Jewel Samad/AFP/Getty Images
U.S. border patrol police stand guard as President Barack Obama's motorcade drives past on May 10, 2011 in El Paso, Texas.
U.S. border patrol police stand guard as President Barack Obama's motorcade drives past on May 10, 2011 in El Paso, Texas. Jewel Samad/AFP/Getty Images
Alec MacGillis is a writer for The New Republic.
Earlier today, I found myself chatting with a state senator from New Hampshire, Jack Barnes. He is a classic Granite State curmudgeon — 80 years old, outspoken and conservative. But he is supporting the Massachusetts moderate, Mitt Romney. I asked him why he's not for, say, Rick Perry. Barnes didn't hesitate. "His stuff going on down there with illegal immigrant scholarships," he said. "That's absurd, horrible. I don't think he deserves even one shot at it based on that stuff. It's nuts. I don't think Perry has a clue on that."

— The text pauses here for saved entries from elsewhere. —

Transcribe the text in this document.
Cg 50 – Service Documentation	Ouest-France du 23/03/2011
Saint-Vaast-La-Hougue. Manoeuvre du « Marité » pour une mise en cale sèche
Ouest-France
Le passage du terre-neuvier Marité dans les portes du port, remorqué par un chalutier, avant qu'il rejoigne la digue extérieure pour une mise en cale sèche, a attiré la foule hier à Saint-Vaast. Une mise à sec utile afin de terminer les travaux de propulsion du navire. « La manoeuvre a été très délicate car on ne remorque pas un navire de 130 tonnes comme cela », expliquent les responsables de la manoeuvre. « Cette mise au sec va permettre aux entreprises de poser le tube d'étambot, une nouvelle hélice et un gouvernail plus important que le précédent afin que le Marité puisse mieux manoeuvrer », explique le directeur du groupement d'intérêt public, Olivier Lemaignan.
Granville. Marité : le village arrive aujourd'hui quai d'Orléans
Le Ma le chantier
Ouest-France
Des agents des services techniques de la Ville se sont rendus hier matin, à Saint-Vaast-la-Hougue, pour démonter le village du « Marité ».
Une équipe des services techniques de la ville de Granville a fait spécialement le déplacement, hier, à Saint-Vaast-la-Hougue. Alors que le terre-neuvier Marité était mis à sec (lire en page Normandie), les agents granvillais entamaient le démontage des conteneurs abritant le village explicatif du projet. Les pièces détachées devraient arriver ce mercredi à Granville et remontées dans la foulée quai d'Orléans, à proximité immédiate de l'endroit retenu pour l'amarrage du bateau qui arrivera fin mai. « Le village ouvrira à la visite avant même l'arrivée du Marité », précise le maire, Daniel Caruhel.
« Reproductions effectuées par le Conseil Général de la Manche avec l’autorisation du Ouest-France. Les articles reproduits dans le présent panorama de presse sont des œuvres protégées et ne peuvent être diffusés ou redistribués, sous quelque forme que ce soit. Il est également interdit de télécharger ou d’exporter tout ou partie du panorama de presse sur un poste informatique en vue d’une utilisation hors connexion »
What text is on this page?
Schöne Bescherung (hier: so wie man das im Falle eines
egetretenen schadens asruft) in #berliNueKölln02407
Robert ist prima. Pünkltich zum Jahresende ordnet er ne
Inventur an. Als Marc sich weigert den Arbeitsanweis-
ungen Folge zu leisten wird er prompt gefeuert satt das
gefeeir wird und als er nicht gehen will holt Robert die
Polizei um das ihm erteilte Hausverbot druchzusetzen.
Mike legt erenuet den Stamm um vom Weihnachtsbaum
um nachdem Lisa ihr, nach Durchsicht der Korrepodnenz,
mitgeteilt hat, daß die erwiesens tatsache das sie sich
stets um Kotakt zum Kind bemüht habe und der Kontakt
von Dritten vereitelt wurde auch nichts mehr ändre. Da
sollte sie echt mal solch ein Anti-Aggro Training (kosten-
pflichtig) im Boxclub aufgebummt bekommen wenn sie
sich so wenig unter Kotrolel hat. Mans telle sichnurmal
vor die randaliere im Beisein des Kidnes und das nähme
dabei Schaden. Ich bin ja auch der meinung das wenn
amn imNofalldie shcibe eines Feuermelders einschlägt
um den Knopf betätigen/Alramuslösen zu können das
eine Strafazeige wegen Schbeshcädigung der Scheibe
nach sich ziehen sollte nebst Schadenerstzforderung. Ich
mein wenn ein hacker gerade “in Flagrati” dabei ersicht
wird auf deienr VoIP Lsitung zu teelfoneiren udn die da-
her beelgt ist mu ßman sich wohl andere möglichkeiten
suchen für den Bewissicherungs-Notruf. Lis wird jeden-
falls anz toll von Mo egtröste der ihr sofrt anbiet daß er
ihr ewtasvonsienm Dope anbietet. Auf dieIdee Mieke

The immigration issue is devastating Rick Perry, more than I think many have really acknowledged, as they instead chalk up Perry's slide in the polls entirely to his shaky debate performances. But reporters on the trail describe Perry being constantly challenged on the issue. And check out the new NBC/Wall Street Journal poll, which has Perry at 16 percent among Republican primary voters nationwide, down from 38 percent in August. When Republicans were asked in February which issues were most important to them, immigration was seventh on the list, after job creation/economic growth, the deficit, health care, national security/terrorism, energy, and the wars in Afghanistan and Iraq. In this week's poll, immigration had shot up to fourth — ahead of health care (Mitt Romney's weakest issue), energy and the two wars. Something happened between February and today, and it sure as heck wasn't a surge in illegal immigration, which has in fact been declining. It was a Republican presidential primary campaign, which seems guaranteed to ratchet up this tempers on this issue like nothing else.
Just ask John McCain, whom Perry just might want to seek some counsel from. It was McCain's record of strongly supporting immigration reform, with some sort of path to citizenship for those in the country illegally, that more than anything else nearly snuffed out his campaign in the spring and summer of 2007. He managed to claw back into the race in spite of the issue, which he eventually learned to skirt with a quick line about how illegal immigrants were "God's children too," an agree-to-disagree plea with voters, and a turn to other issues, such as the Iraq surge. Perry is now trying to make a similar pivot, casting his support for in-state tuition for illegal immigrants — which the Texas legislature passed with overwhelming support earlier this decade — as smart economics, to make sure that young illegal immigrants become productive members of society: "Are we going to have tax wasters or tax payers?" he tells voters. But Perry's opponents are not letting the matter drop, recognizing a clear shot when they see one. Romney, in particular, has shown no compunction about attacking Perry from the right on this issue, despite having supported George W. Bush's aborted push for comprehensive immigration reform in the past and employed undocumented lawn workers at this suburban Boston mansion. He has hammered Perry over the issue in the debates and produced a brutal ad that included lengthy clips of Mexican President Vincente Fox praising Texas' tuition policy, as if that in and of itself was somehow damning.
I asked Barnes why he had supported McCain in the 2008 primaries despite the immigration issue. He told me it had nearly been a deal-breaker but that he shared enough else in common with McCain, such as their war veteran status (Barnes fought in Korea.) "I thought he was full of baloney, but many other issues weighed larger," Barnes told me. He went on about how adamant he is on the issue: "What the Arizona governor did was right on. I don't live in a border state but it's a good thing I don't because I'd be leading the charge and join the Arizona National Guard at 80 years old." He went on: "A lot of people here ask me, 'how do I get my kids into college' and I say to them, 'Go to Mexico and send them into Texas.' Just look, there are going to be a lot of people from Raymond, New Hampshire moving to Mexico to send their kids to college." I asked him what he made of Perry's economic justification for the policy. "'Productive illegal citizens?' That's great," Barnes said. "They'll be so productive they'll put you out of a job. They'll take your job right away from you, and they'll take another American citizen's job away from them. I've got no use for that stuff."